6/20/1993 - Paxon three gives Bulls three-peat
The Chicago Bulls become the first team in 27 years to win three consecutive championships, and they do it on one of the most famous shots in NBA history. With 13.3 seconds remaining in regulation, the Phoenix Suns held a 98-96 lead in Game 6 of the NBA Finals. The Bulls' offense had gone dry and had managed only nine points in the period -- all of which had come from Michael Jordan.
Jordan received the ball from the backcourt and dribbled ahead as the clock ran down. He dished it to Scottie Pippen, who suddenly had a clear path to the rim. Pippen dribbled in before a defender blocked him off, then passed it to Horace Grant. Grant then whipped the ball out to three-point specialist John Paxon, who had been left wide open from the left wing as the Suns tried to cut off the ball. With nobody near him, Paxon drilled a 25-foot three to give the Bulls a 99-98 lead with 3.9 seconds left.

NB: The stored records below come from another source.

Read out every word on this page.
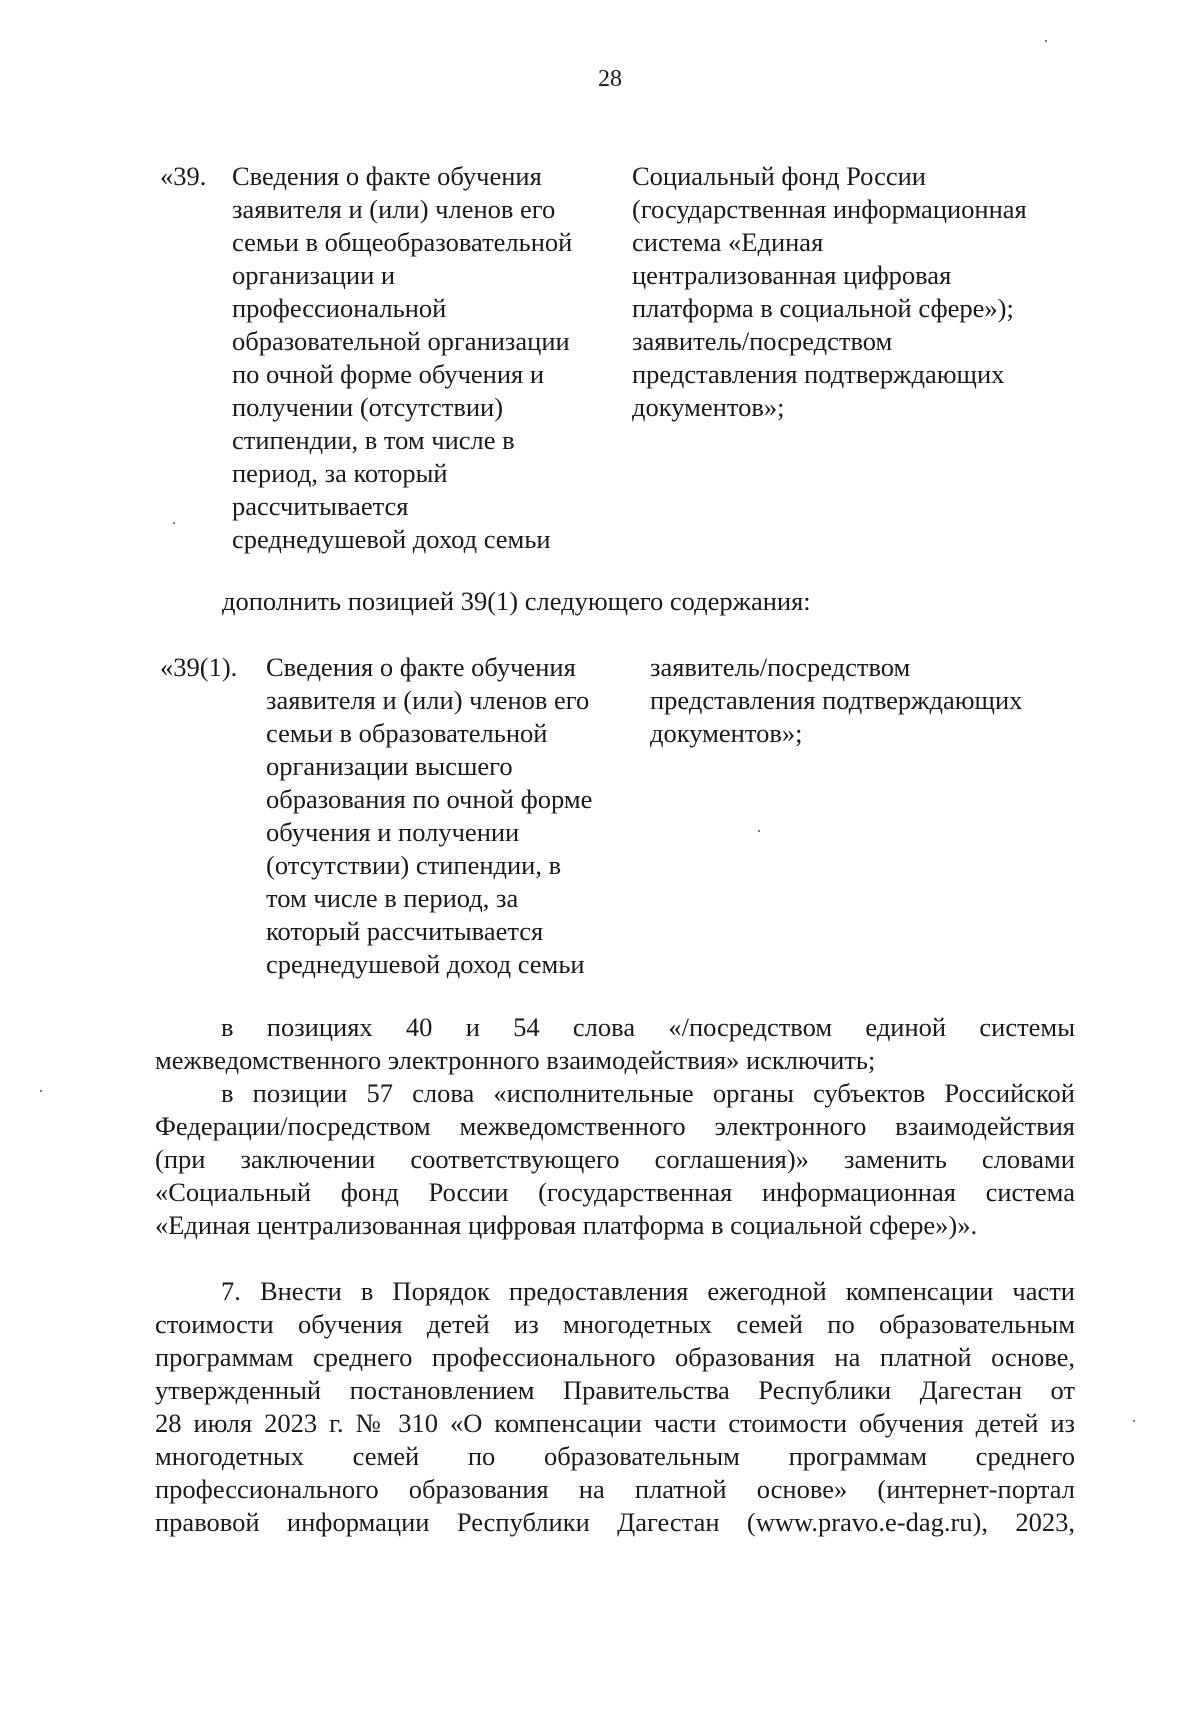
28
«39. Сведения о факте обучения
заявителя и (или) членов его
семьи в общеобразовательной
организации и
профессиональной
образовательной организации
по очной форме обучения и
получении (отсутствии)
стипендии, в том числе в
период, за который
рассчитывается
среднедушевой доход семьи
Социальный фонд России
(государственная информационная
система «Единая
централизованная цифровая
платформа в социальной сфере»);
заявитель/посредством
представления подтверждающих
документов»;
дополнить позицией 39(1) следующего содержания:
«39(1). Сведения о факте обучения
заявителя и (или) членов его
семьи в образовательной
организации высшего
образования по очной форме
обучения и получении
(отсутствии) стипендии, в
том числе в период, за
который рассчитывается
среднедушевой доход семьи
заявитель/посредством
представления подтверждающих
документов»;
в позициях 40 и 54 слова «/посредством единой системы
межведомственного электронного взаимодействия» исключить;
в позиции 57 слова «исполнительные органы субъектов Российской
Федерации/посредством межведомственного электронного взаимодействия
(при заключении соответствующего соглашения)» заменить словами
«Социальный фонд России (государственная информационная система
«Единая централизованная цифровая платформа в социальной сфере»)».
7. Внести в Порядок предоставления ежегодной компенсации части
стоимости обучения детей из многодетных семей по образовательным
программам среднего профессионального образования на платной основе,
утвержденный постановлением Правительства Республики Дагестан от
28 июля 2023 г. № 310 «О компенсации части стоимости обучения детей из
многодетных семей по образовательным программам среднего
профессионального образования на платной основе» (интернет-портал
правовой информации Республики Дагестан (www.pravo.e-dag.ru), 2023,
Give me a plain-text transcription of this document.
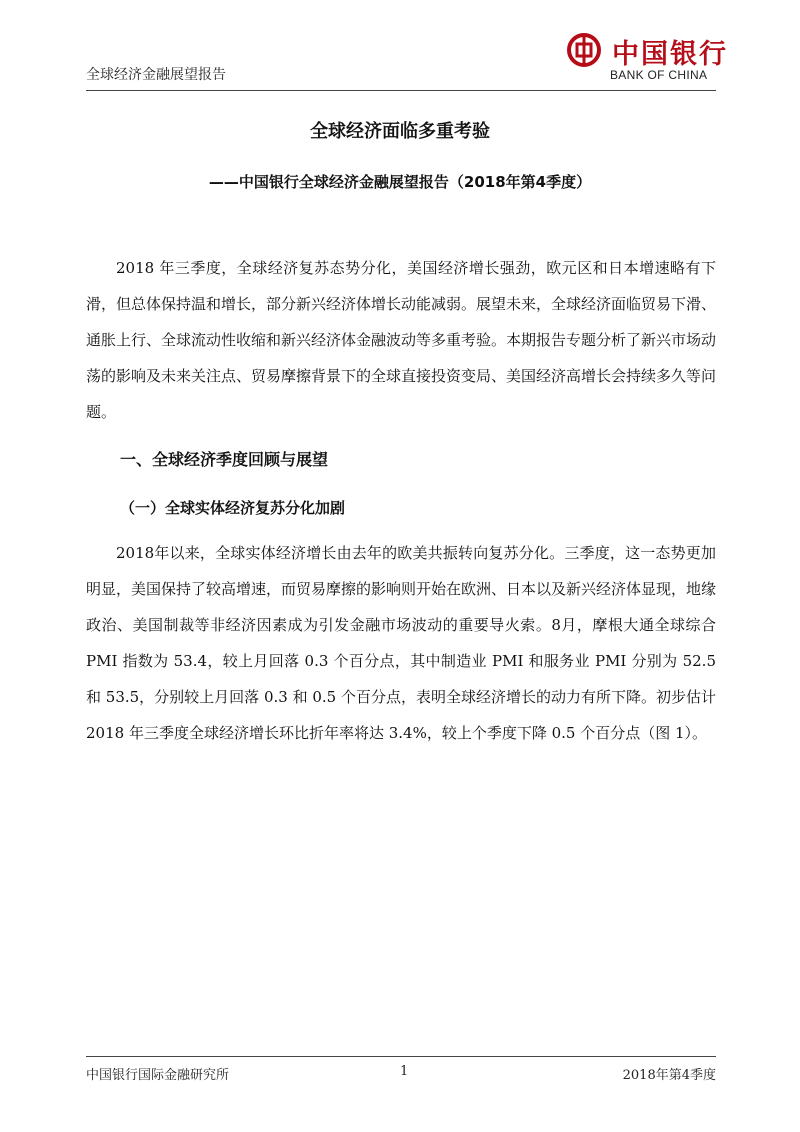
全球经济金融展望报告
中国银行
BANK OF CHINA
全球经济面临多重考验
——中国银行全球经济金融展望报告（2018年第4季度）

2018 年三季度，全球经济复苏态势分化，美国经济增长强劲，欧元区和日本增速略有下滑，但总体保持温和增长，部分新兴经济体增长动能减弱。展望未来，全球经济面临贸易下滑、通胀上行、全球流动性收缩和新兴经济体金融波动等多重考验。本期报告专题分析了新兴市场动荡的影响及未来关注点、贸易摩擦背景下的全球直接投资变局、美国经济高增长会持续多久等问题。

一、全球经济季度回顾与展望
（一）全球实体经济复苏分化加剧

2018年以来，全球实体经济增长由去年的欧美共振转向复苏分化。三季度，这一态势更加明显，美国保持了较高增速，而贸易摩擦的影响则开始在欧洲、日本以及新兴经济体显现，地缘政治、美国制裁等非经济因素成为引发金融市场波动的重要导火索。8月，摩根大通全球综合 PMI 指数为 53.4，较上月回落 0.3 个百分点，其中制造业 PMI 和服务业 PMI 分别为 52.5 和 53.5，分别较上月回落 0.3 和 0.5 个百分点，表明全球经济增长的动力有所下降。初步估计 2018 年三季度全球经济增长环比折年率将达 3.4%，较上个季度下降 0.5 个百分点（图 1）。

中国银行国际金融研究所	1	2018年第4季度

"You just catch it and you shoot it," Paxson later said of the shot. "I've done it hundreds of thousands of times in my life. This is a dream. I can't describe what I feel right now. Maybe we're the ones destined to win after all."
After a Phoenix Suns timeout, the ball was given to Oliver Miller, who dished it back to point guard Kevin Johnson. Johnson streaked into the lane, hoping for a desperation floater. But just as he was about to attempt his floater, Horace Grant slapped the ball out of his hands, preventing the Suns from getting a shot off. The Bulls had won, and the hero of the game was the man who had lost his starting role to B.J. Armstrong.

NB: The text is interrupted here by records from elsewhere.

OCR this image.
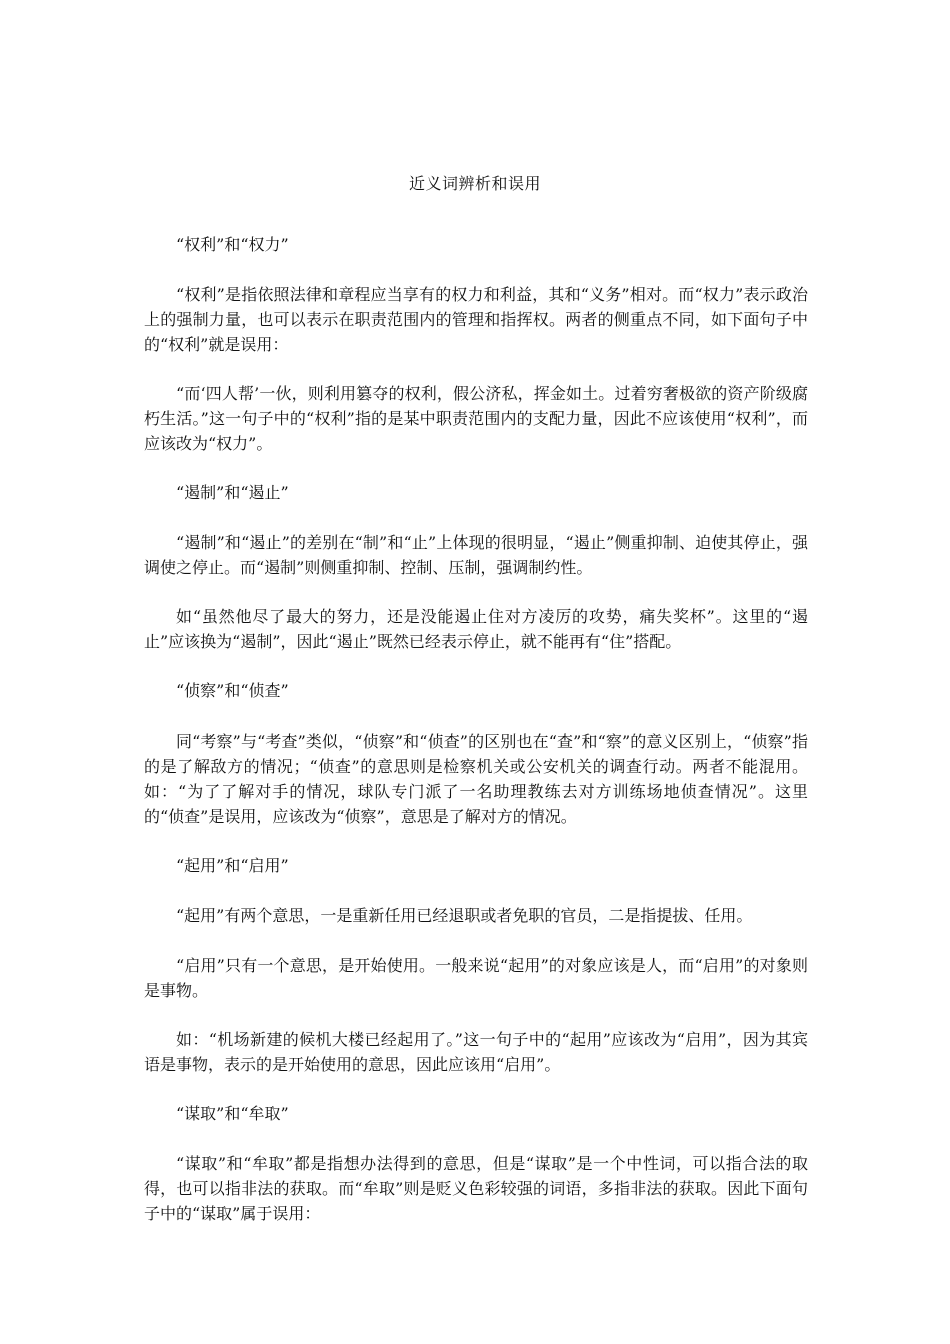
近义词辨析和误用
“权利”和“权力”
“权利”是指依照法律和章程应当享有的权力和利益，其和“义务”相对。而“权力”表示政治上的强制力量，也可以表示在职责范围内的管理和指挥权。两者的侧重点不同，如下面句子中的“权利”就是误用：
“而‘四人帮’一伙，则利用篡夺的权利，假公济私，挥金如土。过着穷奢极欲的资产阶级腐朽生活。”这一句子中的“权利”指的是某中职责范围内的支配力量，因此不应该使用“权利”，而应该改为“权力”。
“遏制”和“遏止”
“遏制”和“遏止”的差别在“制”和“止”上体现的很明显，“遏止”侧重抑制、迫使其停止，强调使之停止。而“遏制”则侧重抑制、控制、压制，强调制约性。
如“虽然他尽了最大的努力，还是没能遏止住对方凌厉的攻势，痛失奖杯”。这里的“遏止”应该换为“遏制”，因此“遏止”既然已经表示停止，就不能再有“住”搭配。
“侦察”和“侦查”
同“考察”与“考查”类似，“侦察”和“侦查”的区别也在“查”和“察”的意义区别上，“侦察”指的是了解敌方的情况；“侦查”的意思则是检察机关或公安机关的调查行动。两者不能混用。如：“为了了解对手的情况，球队专门派了一名助理教练去对方训练场地侦查情况”。这里的“侦查”是误用，应该改为“侦察”，意思是了解对方的情况。
“起用”和“启用”
“起用”有两个意思，一是重新任用已经退职或者免职的官员，二是指提拔、任用。
“启用”只有一个意思，是开始使用。一般来说“起用”的对象应该是人，而“启用”的对象则是事物。
如：“机场新建的候机大楼已经起用了。”这一句子中的“起用”应该改为“启用”，因为其宾语是事物，表示的是开始使用的意思，因此应该用“启用”。
“谋取”和“牟取”
“谋取”和“牟取”都是指想办法得到的意思，但是“谋取”是一个中性词，可以指合法的取得，也可以指非法的获取。而“牟取”则是贬义色彩较强的词语，多指非法的获取。因此下面句子中的“谋取”属于误用：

"You play all year and then it comes down to this -- every eye in the arena following the ball," Suns coach Paul Westphal said of Paxson's shot. "It seemed as if the ball was in the air for an hour. Every kid dreams of that in his backyard, and Paxson got to live out his dream. It was a great shot. We lost to a great team."
"This was the greatest basketball game I've ever played in," said Barkley, who had 21 points and 17 rebounds. "We gave it everything and the Bulls can say they did the same."

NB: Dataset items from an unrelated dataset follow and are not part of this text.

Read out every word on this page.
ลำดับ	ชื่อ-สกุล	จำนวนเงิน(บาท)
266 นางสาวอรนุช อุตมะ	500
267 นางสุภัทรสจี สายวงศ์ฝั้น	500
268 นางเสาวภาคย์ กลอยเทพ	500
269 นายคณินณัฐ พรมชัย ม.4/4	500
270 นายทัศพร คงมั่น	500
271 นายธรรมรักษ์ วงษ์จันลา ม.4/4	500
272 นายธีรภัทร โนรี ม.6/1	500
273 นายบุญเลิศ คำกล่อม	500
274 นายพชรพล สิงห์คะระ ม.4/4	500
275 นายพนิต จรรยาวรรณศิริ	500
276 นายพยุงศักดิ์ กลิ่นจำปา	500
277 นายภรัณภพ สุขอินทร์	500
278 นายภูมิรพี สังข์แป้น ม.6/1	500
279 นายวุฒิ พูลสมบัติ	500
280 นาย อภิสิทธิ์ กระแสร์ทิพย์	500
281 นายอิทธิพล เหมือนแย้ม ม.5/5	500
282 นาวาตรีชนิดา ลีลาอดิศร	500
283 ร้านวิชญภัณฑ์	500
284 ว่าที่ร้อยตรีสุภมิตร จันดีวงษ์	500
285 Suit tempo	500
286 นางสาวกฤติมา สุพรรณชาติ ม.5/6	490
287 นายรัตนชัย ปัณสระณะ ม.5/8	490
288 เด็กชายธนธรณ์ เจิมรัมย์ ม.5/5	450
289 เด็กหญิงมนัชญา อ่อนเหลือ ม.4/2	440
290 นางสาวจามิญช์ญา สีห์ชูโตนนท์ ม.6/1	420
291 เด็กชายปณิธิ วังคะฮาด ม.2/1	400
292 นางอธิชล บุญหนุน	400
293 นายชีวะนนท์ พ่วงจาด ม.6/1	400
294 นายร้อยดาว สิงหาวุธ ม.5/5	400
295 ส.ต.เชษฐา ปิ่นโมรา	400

With the win, Michael Jordan's legacy had been sealed. He averaged a record 41.0 per game throughout the series and won his third consecutive Finals MVP. He was now generally considered to be the greatest player of all time -- even better than Magic Johnson and Larry Bird. However, Game 6 would be the last game he played in for nearly two seasons, as he announced his brief retirement that October.
6/20/2004 - Griffey joins the 500 club
Ken Griffey Jr. was the odds-on favorite to break Hank Aaron's home run record. But injuries slowed him down considerably and he never even got close. He was the youngest player in history to hit his 400th home run, yet when he slammed #500 in June of 2004, Griffey was the sixth fastest to the milestone.
Griffey hit #500 in style. With his father of the same name in the stands, Griffey hit his home run on father's day of all holidays. It was appropriate, considering that the Griffeys were the most famous father-son duo in all of baseball. They even batted back-to-back for a time when they were in Seattle.